Frequently Asked Questions
Can I claim pre-EMI interest on an under-construction flat in the same year I pay it?
No. Under Section 24(b) of the Income Tax Act, interest paid during the under-construction period (pre-EMI interest) is not deductible in the year it is paid. The entire pre-construction interest is accumulated and then claimed in five equal instalments starting from the year in which construction is completed and possession is received. So if you paid ₹3,00,000 as pre-EMI interest over three years of construction, you can claim ₹60,000 per year for five years after possession — not ₹3 lakh in the year of possession.
Should I pay full EMI during under-construction to save tax later?
From a pure income tax perspective, paying only interest (pre-EMI) during under-construction and paying principal after possession gives you five-year deduction on the accumulated interest. However, if you pay full EMI during construction, the principal portion reduces the loan faster. The principal repaid during construction is eligible for Section 80C deduction in the year of payment (under old regime). So both approaches have tax benefits: pre-EMI interest gives Section 24(b) deductions post-possession; full EMI gives Section 80C on principal during construction. The choice should primarily be based on cash flow, not just taxes.
Is there a maximum limit on pre-EMI interest deduction under Section 24(b)?
The 1/5th of pre-construction interest each year, when added to the current year's interest, is subject to the overall Section 24(b) limit. For a self-occupied property, the total deduction (current year interest + 1/5th pre-EMI) is capped at ₹2,00,000 per year under the old tax regime. Under the new tax regime, no deduction under Section 24(b) is available for self-occupied property from FY 2023-24. For let-out property, there is no upper limit under the old regime — the full interest (including 1/5th pre-EMI) can be claimed, though loss from house property can only be set off against other income up to ₹2L per year.
Is pre-EMI interest available under the PMAY (Pradhan Mantri Awas Yojana) scheme?
PMAY provides a Credit Linked Subsidy Scheme (CLSS) on the interest of the home loan — not on pre-EMI specifically.
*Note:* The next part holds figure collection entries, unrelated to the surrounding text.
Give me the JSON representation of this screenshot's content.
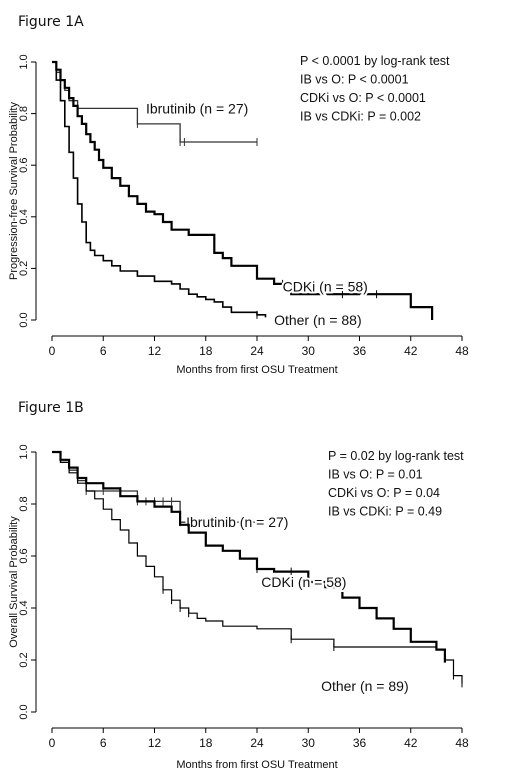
{
  "chart_data": [
    {
      "type": "line",
      "figure_label": "Figure 1A",
      "xlabel": "Months from first OSU Treatment",
      "ylabel": "Progression-free Survival Probability",
      "xlim": [
        0,
        48
      ],
      "ylim": [
        0,
        1
      ],
      "x_ticks": [
        0,
        6,
        12,
        18,
        24,
        30,
        36,
        42,
        48
      ],
      "y_ticks": [
        0.0,
        0.2,
        0.4,
        0.6,
        0.8,
        1.0
      ],
      "y_tick_labels": [
        "0.0",
        "0.2",
        "0.4",
        "0.6",
        "0.8",
        "1.0"
      ],
      "grid": false,
      "annotations": [
        "P < 0.0001 by log-rank test",
        "IB vs O: P < 0.0001",
        "CDKi vs O: P < 0.0001",
        "IB vs CDKi: P = 0.002"
      ],
      "series": [
        {
          "name": "Ibrutinib (n = 27)",
          "color": "#333333",
          "x": [
            0,
            0.5,
            1,
            1.5,
            2,
            3,
            5,
            10,
            15,
            24
          ],
          "y": [
            1.0,
            0.96,
            0.93,
            0.89,
            0.85,
            0.82,
            0.82,
            0.76,
            0.69,
            0.69
          ],
          "censor_x": [
            10,
            15,
            15.5,
            24
          ]
        },
        {
          "name": "CDKi (n = 58)",
          "color": "#000000",
          "x": [
            0,
            0.5,
            1,
            1.5,
            2,
            2.5,
            3,
            3.5,
            4,
            4.5,
            5,
            5.5,
            6,
            7,
            8,
            9,
            10,
            11,
            12,
            13,
            14,
            15,
            16,
            18,
            19,
            20,
            21,
            24,
            26,
            28,
            34,
            38,
            41,
            42,
            44,
            44.5
          ],
          "y": [
            1.0,
            0.97,
            0.93,
            0.9,
            0.86,
            0.83,
            0.79,
            0.76,
            0.72,
            0.69,
            0.66,
            0.62,
            0.59,
            0.55,
            0.52,
            0.48,
            0.45,
            0.42,
            0.41,
            0.38,
            0.35,
            0.35,
            0.33,
            0.33,
            0.26,
            0.24,
            0.21,
            0.16,
            0.14,
            0.1,
            0.1,
            0.1,
            0.1,
            0.05,
            0.05,
            0.0
          ],
          "censor_x": [
            27,
            34,
            38
          ]
        },
        {
          "name": "Other (n = 88)",
          "color": "#000000",
          "x": [
            0,
            0.5,
            1,
            1.5,
            2,
            2.5,
            3,
            3.5,
            4,
            4.5,
            5,
            6,
            7,
            8,
            10,
            12,
            14,
            15,
            16,
            17,
            18,
            19,
            20,
            21,
            24,
            25
          ],
          "y": [
            1.0,
            0.93,
            0.85,
            0.75,
            0.65,
            0.55,
            0.45,
            0.38,
            0.3,
            0.27,
            0.25,
            0.23,
            0.21,
            0.19,
            0.17,
            0.15,
            0.14,
            0.12,
            0.1,
            0.09,
            0.08,
            0.07,
            0.05,
            0.03,
            0.02,
            0.01
          ],
          "censor_x": [
            24
          ]
        }
      ]
    },
    {
      "type": "line",
      "figure_label": "Figure 1B",
      "xlabel": "Months from first OSU Treatment",
      "ylabel": "Overall Survival Probability",
      "xlim": [
        0,
        48
      ],
      "ylim": [
        0,
        1
      ],
      "x_ticks": [
        0,
        6,
        12,
        18,
        24,
        30,
        36,
        42,
        48
      ],
      "y_ticks": [
        0.0,
        0.2,
        0.4,
        0.6,
        0.8,
        1.0
      ],
      "y_tick_labels": [
        "0.0",
        "0.2",
        "0.4",
        "0.6",
        "0.8",
        "1.0"
      ],
      "grid": false,
      "annotations": [
        "P = 0.02 by log-rank test",
        "IB vs O: P = 0.01",
        "CDKi vs O: P = 0.04",
        "IB vs CDKi: P = 0.49"
      ],
      "series": [
        {
          "name": "Ibrutinib (n = 27)",
          "color": "#333333",
          "x": [
            0,
            1,
            2,
            3,
            4,
            6,
            8,
            10,
            15,
            24
          ],
          "y": [
            1.0,
            0.96,
            0.93,
            0.89,
            0.85,
            0.85,
            0.85,
            0.81,
            0.73,
            0.73
          ],
          "censor_x": [
            4,
            6,
            8,
            10,
            11,
            12,
            13,
            14,
            15,
            16,
            24
          ]
        },
        {
          "name": "CDKi (n = 58)",
          "color": "#000000",
          "x": [
            0,
            1,
            2,
            3,
            4,
            6,
            8,
            10,
            12,
            14,
            15,
            16,
            18,
            20,
            22,
            24,
            26,
            30,
            32,
            34,
            36,
            38,
            40,
            42,
            45,
            46
          ],
          "y": [
            1.0,
            0.97,
            0.94,
            0.9,
            0.88,
            0.86,
            0.83,
            0.81,
            0.79,
            0.77,
            0.72,
            0.69,
            0.64,
            0.62,
            0.59,
            0.55,
            0.54,
            0.5,
            0.48,
            0.44,
            0.4,
            0.36,
            0.32,
            0.27,
            0.24,
            0.19
          ],
          "censor_x": [
            24,
            28
          ]
        },
        {
          "name": "Other (n = 89)",
          "color": "#000000",
          "x": [
            0,
            1,
            2,
            3,
            4,
            5,
            6,
            7,
            8,
            9,
            10,
            11,
            12,
            13,
            14,
            15,
            16,
            17,
            18,
            20,
            24,
            28,
            33,
            45,
            46,
            47,
            48
          ],
          "y": [
            1.0,
            0.96,
            0.92,
            0.88,
            0.85,
            0.82,
            0.78,
            0.74,
            0.7,
            0.65,
            0.6,
            0.56,
            0.52,
            0.47,
            0.43,
            0.4,
            0.38,
            0.36,
            0.35,
            0.33,
            0.32,
            0.28,
            0.25,
            0.24,
            0.2,
            0.14,
            0.11
          ],
          "censor_x": [
            13,
            14,
            15,
            16,
            28,
            33,
            47,
            48
          ]
        }
      ]
    }
  ]
}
Under CLSS, eligible beneficiaries get an upfront interest subsidy credited to their loan account, which reduces the principal outstanding. Pre-EMI interest during construction is still a reality for under-construction projects under PMAY. The Section 24(b) treatment (five-year split post-possession) applies the same way for PMAY beneficiaries. The subsidy itself is not taxable income for the borrower.
What happens to the remaining pre-EMI deduction if I sell the property within 5 years of possession?
If you sell the property before claiming all five instalments of pre-construction interest, the remaining unclaimed instalments are lost — you cannot claim them in the year of sale or carry them forward. However, the pre-EMI interest may be considered as part of the cost of acquisition for computing capital gains tax, effectively reducing your taxable capital gain on sale. This is a common planning point: if you are selling within 5 years, ensure that unclaimed pre-EMI is added to the cost of acquisition in your capital gains computation (consult a tax adviser for this).